Moreover, the very notion of “eulogy virtues” partakes in the crisis of selfishness that Brooks is busy decrying. In his chapter on George Eliot, Brooks cites the famous concluding passage of Eliot’s greatest novel, “Middlemarch,” concerning Eliot’s ardent heroine, Dorothea, with whose aspirations the book began: “But the effect of her being on those around her was incalculably diffusive: for the growing good of the world is partly dependent on unhistoric acts; and that things are not so ill with you and me as they might have been, is half owing to the number who lived faithfully a hidden life, and rest in unvisited tombs.” Brooks is right to alight upon this passage: it’s a magnificent expression of a resonant theme. In Eliot’s characterization of Dorothea over the course of the nine hundred-odd pages of “Middlemarch,” a reader gradually witnesses an individual’s growth from debilitating self-centeredness to a larger, more profoundly gratifying empathy. Brooks’s instinct that there is wisdom to be found in literature that cannot be found in the pages of the latest social science journals is well-advised, and the possibility that his book may bring the likes of Eliot or Samuel Johnson—another literary figure about whom he writes with engaging sympathy—to a wider general readership is a heartening thought.

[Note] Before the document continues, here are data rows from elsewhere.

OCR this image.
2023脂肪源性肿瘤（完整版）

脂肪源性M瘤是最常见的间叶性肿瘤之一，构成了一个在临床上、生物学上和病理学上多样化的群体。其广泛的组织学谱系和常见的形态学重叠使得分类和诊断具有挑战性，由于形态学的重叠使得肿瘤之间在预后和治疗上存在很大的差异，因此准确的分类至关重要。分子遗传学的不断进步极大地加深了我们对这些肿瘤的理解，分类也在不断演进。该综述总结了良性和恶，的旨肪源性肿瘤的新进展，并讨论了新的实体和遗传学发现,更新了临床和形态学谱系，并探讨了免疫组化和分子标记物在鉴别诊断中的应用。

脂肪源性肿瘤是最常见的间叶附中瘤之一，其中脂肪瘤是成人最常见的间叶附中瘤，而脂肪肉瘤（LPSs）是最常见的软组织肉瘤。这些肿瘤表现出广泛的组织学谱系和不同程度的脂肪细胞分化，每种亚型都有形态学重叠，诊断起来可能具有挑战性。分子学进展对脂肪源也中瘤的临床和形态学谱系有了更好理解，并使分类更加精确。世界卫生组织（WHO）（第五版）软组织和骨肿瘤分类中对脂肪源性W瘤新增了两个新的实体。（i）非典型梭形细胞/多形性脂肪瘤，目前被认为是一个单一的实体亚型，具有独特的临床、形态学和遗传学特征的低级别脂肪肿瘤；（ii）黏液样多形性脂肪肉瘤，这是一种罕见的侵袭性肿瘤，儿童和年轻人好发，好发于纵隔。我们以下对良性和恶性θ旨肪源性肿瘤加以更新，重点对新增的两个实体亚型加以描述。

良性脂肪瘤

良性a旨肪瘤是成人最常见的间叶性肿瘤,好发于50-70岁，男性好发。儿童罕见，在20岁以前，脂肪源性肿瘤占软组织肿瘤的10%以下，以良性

But Eliot’s unvisited tombs, in their quiet, solemn modesty, present an image that is the very opposite of a what is implied by a eulogy—which is, after all, a very public affirmation and celebration of a life. Brooks hopes that readers of his book will find themselves inspired to pursue the so-called eulogy virtues with all the intensity with which they once sought the résumé virtues, as he says he has been inspired to do himself. But the avowed cultivator of eulogy virtues may still be hoping that, when he’s gone, others will sing his praises. A hidden life is a much more demanding prospect to accept, or to recommend.